Isaiah 10:5-7,
13-16
Psalm 94:5-6, 7-8, 9-10, 14-15 Matthew 11:25-27 Today’s first reading tells us that God can make use of people and events to carry out the divine plan, even when their intentions are in themselves unrelated to God’s plan. Clearly (and admittedly in the reading) when the Assyrian ruler implements God’s plan, what he achieves “is not what he intends,” anymore than Cyrus’s intention in repatriating the exiled Jews was to further the divine plan or that Caesar Augustus’ intention in decreeing a census was to have Mary’s child be born in Bethlehem of Judea. But the vision of faith operative in Scripture recognizes those actions as part of God’s plan. The vision of faith does not change the data of experience, which are there for anyone —believer or unbeliever— to see. But it changes us and, in so doing, it changes the way we read those data and, consequently, the way we respond to them. Faced with a scattering of dots on a white page, we are probably at a loss trying to find meaning in them. But if we place on the page an overlay with the outline of the United States and the interstate boundary lines drawn on it, we suddenly recognize some dots as Boston, New Orleans, Seattle, etc.
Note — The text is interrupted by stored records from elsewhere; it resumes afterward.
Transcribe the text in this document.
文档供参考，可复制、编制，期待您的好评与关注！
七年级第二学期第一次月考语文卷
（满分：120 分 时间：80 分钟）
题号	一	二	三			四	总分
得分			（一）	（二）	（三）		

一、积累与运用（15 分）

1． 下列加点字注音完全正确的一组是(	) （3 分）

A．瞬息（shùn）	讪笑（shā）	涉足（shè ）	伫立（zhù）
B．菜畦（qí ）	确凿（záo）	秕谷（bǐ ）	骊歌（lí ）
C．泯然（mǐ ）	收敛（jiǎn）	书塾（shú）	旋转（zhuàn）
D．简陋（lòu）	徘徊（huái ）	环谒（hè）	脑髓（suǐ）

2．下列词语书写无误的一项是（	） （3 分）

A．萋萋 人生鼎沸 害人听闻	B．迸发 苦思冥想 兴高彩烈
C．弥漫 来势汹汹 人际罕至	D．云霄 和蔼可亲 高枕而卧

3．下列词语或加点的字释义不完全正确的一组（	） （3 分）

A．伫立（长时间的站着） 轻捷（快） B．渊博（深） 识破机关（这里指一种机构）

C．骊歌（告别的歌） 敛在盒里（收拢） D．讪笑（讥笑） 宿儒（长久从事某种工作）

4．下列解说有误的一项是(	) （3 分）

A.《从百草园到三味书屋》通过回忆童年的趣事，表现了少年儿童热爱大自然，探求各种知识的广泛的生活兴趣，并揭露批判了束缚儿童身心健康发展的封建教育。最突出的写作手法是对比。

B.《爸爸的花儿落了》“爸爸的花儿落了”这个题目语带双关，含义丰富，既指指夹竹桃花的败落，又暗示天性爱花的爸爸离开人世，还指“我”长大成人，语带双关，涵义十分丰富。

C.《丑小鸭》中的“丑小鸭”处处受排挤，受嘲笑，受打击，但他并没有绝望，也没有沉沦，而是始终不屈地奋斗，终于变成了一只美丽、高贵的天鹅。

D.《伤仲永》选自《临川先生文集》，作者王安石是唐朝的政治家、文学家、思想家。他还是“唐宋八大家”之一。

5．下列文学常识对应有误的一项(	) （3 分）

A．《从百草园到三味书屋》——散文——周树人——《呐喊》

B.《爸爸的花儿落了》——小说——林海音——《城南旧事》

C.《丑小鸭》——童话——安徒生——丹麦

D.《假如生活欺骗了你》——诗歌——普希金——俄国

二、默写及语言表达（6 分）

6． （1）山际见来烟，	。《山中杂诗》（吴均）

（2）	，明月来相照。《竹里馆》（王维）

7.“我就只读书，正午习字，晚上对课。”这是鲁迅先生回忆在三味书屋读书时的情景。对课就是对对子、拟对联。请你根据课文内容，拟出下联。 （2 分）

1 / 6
The vision of faith, while not identical with the above overlay, is not totally unlike it either in that it helps us to find faith meaning in the sometimes scattered data of our life experiences. Perhaps that is why in today’s gospel reading Jesus says that “although
you have hidden these things from the wise and the learned, you have revealed
them to the childlike.” Human wisdom and learning alone
are not the proper overlay to recognize God’s plan in the data of experience.
Single-heartedness, trust, and an awareness of God’s love and of our dependence
on God’s goodness are the right overlay. And those are childlike
(not the same as childish) characteristics.